I had to tell him that is literally compliant but worse in the mind of the court than just not complying. Please either stop doing that or raise more money to deal with the storm coming when she notices the laser dot on her.”
Too Many Questions And Way Too Specific…
“A guy in my concealed carry class was asking a lot of crazy hypotheticals about when he could pull on someone and when he could shoot. One night, he brought in a gym bag that had duct tape and zip ties (among other weird stuff) and was asking about the legality of effecting a citizen’s arrest and the legality of putting the duct tape over the suspect’s mouth after the suspect’s hands were zip tied. I really hope that dude is on a watch list somewhere.
He had a van and wondered if he detained someone, how long he could hold them in the van before informing the police. He didn’t have a cell phone because he didn’t want the government tracking him and with the disappearance of payphones, he was really worried about how long it would take to get the cops involved.”
The Things People Do For Love
“My law professor has some good stories that he sometimes shares with us, one of them was a former student of his that asked him if he could sue this girl he had a crush on for not accepting a brand new car he got her.

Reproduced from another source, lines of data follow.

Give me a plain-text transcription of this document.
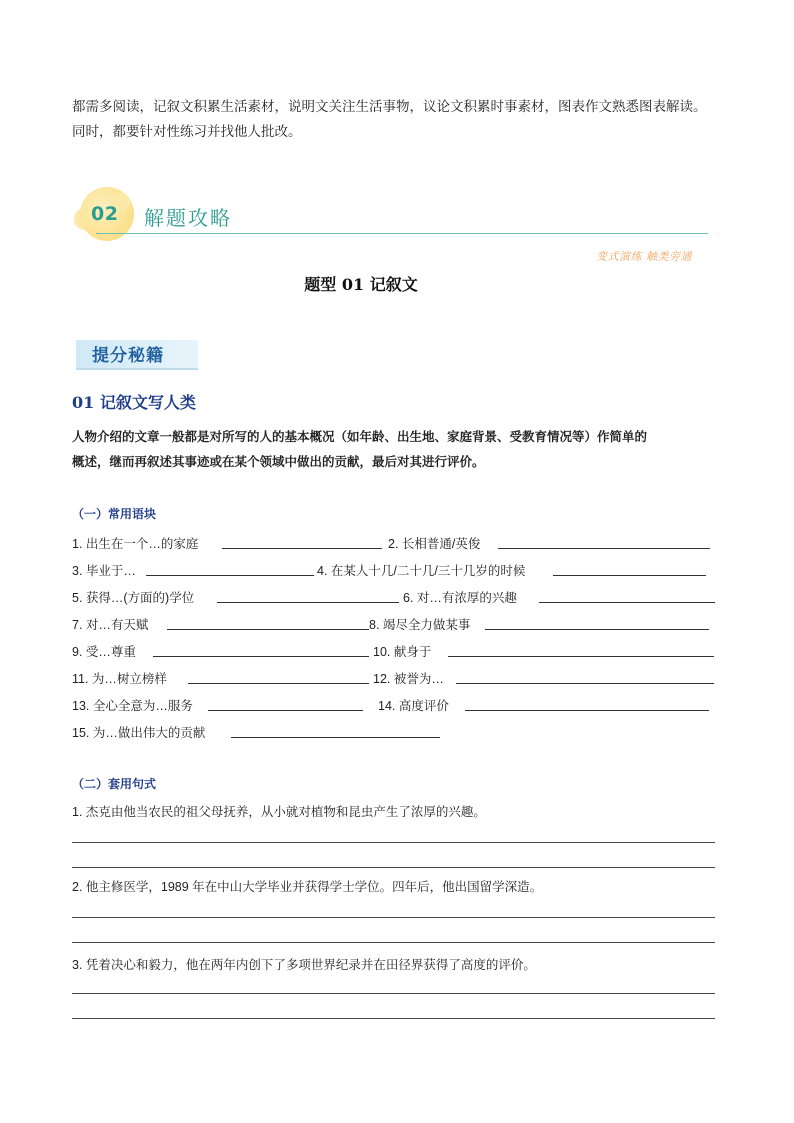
都需多阅读，记叙文积累生活素材，说明文关注生活事物，议论文积累时事素材，图表作文熟悉图表解读。

同时，都要针对性练习并找他人批改。

02 解题攻略
变式演练 触类旁通
题型 01 记叙文
提分秘籍
01 记叙文写人类

人物介绍的文章一般都是对所写的人的基本概况（如年龄、出生地、家庭背景、受教育情况等）作简单的

概述，继而再叙述其事迹或在某个领域中做出的贡献，最后对其进行评价。

（一）常用语块
1. 出生在一个…的家庭	2. 长相普通/英俊
3. 毕业于…	4. 在某人十几/二十几/三十几岁的时候
5. 获得…(方面的)学位	6. 对…有浓厚的兴趣
7. 对…有天赋	8. 竭尽全力做某事
9. 受…尊重	10. 献身于
11. 为…树立榜样	12. 被誉为…
13. 全心全意为…服务	14. 高度评价
15. 为…做出伟大的贡献
（二）套用句式
1. 杰克由他当农民的祖父母抚养，从小就对植物和昆虫产生了浓厚的兴趣。
2. 他主修医学，1989 年在中山大学毕业并获得学士学位。四年后，他出国留学深造。
3. 凭着决心和毅力，他在两年内创下了多项世界纪录并在田径界获得了高度的评价。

She didn’t have a license, she couldn’t afford the tax on it, and she wasn’t interested in him. The former student apparently spent his semester tuition as down payment for the car, too.”
Who Steals A Cat?!
“For a while, I worked at a legal organization in an office near reception, so I overheard most of the conversations. A woman claimed that someone she knew (I forget the relationship) somehow stole her cat and was now taunting her with photos of the cat that said, ‘Ha Ha Ha, I have your cat’ and she wanted to know if it was legal for her to enter the apartment by any means necessary to retrieve the cat. I know that sounds like a prank, but if it was she was pretty freaking convincing in how distraught she sounded. Honestly, the place is a magnet for drama and crazy so it really wasn’t surprising to get a call like this.

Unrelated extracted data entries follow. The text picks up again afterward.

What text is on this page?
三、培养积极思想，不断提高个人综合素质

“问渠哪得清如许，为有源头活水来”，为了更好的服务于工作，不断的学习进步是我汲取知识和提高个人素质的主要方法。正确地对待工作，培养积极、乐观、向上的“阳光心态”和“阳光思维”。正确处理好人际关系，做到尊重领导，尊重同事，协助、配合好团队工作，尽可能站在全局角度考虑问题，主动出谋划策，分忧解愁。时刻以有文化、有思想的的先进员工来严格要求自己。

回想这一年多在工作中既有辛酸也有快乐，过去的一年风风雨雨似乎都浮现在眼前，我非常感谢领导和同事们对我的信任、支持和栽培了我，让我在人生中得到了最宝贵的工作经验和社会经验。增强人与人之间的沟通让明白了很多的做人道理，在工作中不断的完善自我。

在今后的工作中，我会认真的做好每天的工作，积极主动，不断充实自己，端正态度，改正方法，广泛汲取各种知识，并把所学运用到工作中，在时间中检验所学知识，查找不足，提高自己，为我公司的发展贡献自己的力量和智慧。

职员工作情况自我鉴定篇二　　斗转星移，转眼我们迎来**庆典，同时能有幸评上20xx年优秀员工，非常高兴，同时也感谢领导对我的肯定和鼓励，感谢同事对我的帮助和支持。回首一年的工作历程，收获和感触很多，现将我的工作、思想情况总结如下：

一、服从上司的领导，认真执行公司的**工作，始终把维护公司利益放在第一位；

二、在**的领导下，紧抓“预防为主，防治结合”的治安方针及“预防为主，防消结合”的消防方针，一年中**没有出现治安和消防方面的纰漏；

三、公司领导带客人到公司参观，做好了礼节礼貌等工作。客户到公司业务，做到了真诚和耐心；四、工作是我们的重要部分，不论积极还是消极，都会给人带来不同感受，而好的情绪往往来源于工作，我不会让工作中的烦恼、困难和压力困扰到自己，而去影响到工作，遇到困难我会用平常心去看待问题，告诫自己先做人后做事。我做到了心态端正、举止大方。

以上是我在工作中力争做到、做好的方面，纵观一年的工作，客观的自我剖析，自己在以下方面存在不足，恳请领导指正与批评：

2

Needless to say, she couldn’t be helped- the org doesn’t handle those types of issues- and was referred elsewhere.
The Logistics Are Important To Some People
“I’m not a lawyer, but a criminologist in training. In my country, having weed up to a gram as an adult without circumstances that make it a crime is ‘tolerated.’ That means you will not be prosecuted in criminal court for possession of weed up to a gram on your person. That does not make it legal or allowed. It is just not prosecuted. How many times I have had to explain the difference to friends…
That means they CAN and WILL give you an administrative fine. Smoking in public IS illegal and is a circumstance that will make you eligible for prosecution.
So yes, they will take away your weed.”